Prayers are with you...

nomotherearth said...

WOW. That sounds like no fun! I really hope that they have an answer for you earlier than a year. It's the waiting that kills you, huh? And the not-knowing.

Beck said...

This sounds so awful. We went through a lot of similar testing with The Baby last summer, and it was horrible. I'm glad this round of testing is done, but A YEAR? Good grief.

jo(e) said...

What a very long day.

Karianna said...

spidermonkey on crack

I must borrow that term!

As for the other things, I don't know what to say. It is horrible. And yet you are brave.

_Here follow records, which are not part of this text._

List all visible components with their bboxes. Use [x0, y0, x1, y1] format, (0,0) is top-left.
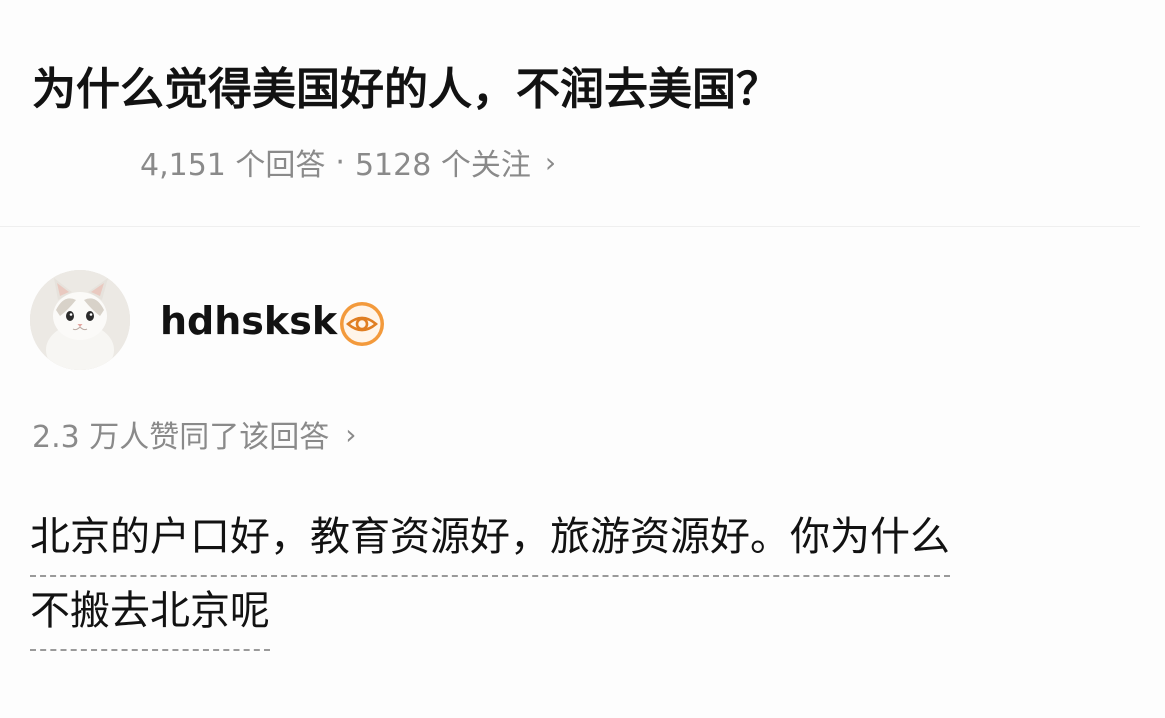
section-divider	[0, 226, 1140, 227]
question-meta[interactable]: 4,151 个回答 · 5128 个关注 ›	[140, 140, 556, 184]
eye-badge-icon	[340, 302, 384, 346]
answer-line[interactable]: 北京的户口好，教育资源好，旅游资源好。你为什么	[30, 503, 950, 577]
cat-avatar-icon	[30, 270, 130, 370]
answers-count: 4,151 个回答	[140, 148, 326, 183]
chevron-right-icon: ›	[345, 417, 357, 451]
upvote-info[interactable]: 2.3 万人赞同了该回答 ›	[32, 412, 356, 456]
answer-line[interactable]: 不搬去北京呢	[30, 577, 270, 651]
author-avatar[interactable]	[30, 270, 130, 370]
answer-page: 为什么觉得美国好的人，不润去美国？ 4,151 个回答 · 5128 个关注 ›…	[0, 0, 1165, 718]
answer-body[interactable]: 北京的户口好，教育资源好，旅游资源好。你为什么 不搬去北京呢	[30, 503, 1130, 651]
followers-count: 5128 个关注	[354, 148, 531, 183]
meta-separator: ·	[335, 144, 345, 180]
upvote-count-text: 2.3 万人赞同了该回答	[32, 420, 330, 455]
question-title[interactable]: 为什么觉得美国好的人，不润去美国？	[32, 58, 1132, 122]
author-name[interactable]: hdhsksk	[160, 295, 337, 347]
chevron-right-icon: ›	[544, 145, 557, 179]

I really wish our healthcare system were in better shape.

Red Rollerskate said...

That's horrible.
I like the part about the tiny iron fist. I pictured it.

DDM said...

Okay Kyla, I peed a little while reading this. Spidermonkey on crack? SO. Funny. Thank you for showing your humorous view of this. Genetics appointments SUCK. Hurry up and wait. Hurry up and wait. Oh! We have an idea. Test. Nope. Oh! We have another idea, test, nope. SUCKY. I second Jsmith's idea on combining a sedated appointment with the spinal tap. Or request a sedated tap. And yaaaaaaay on the one stick!!!

NotSoSage said...

Oh, Kyla, what can anyone say? How frustrating.

But now I know for sure that KayTar and Mme. LaBrune will get along...there are ads here for a phone company that use spider monkeys and Mme. LaBrune is giddy every time she sees one! (You make me laugh.)

Apparently the phlebotomist needs a medel and everyone else needs to walk a mile (or a year) in a parents' shoes.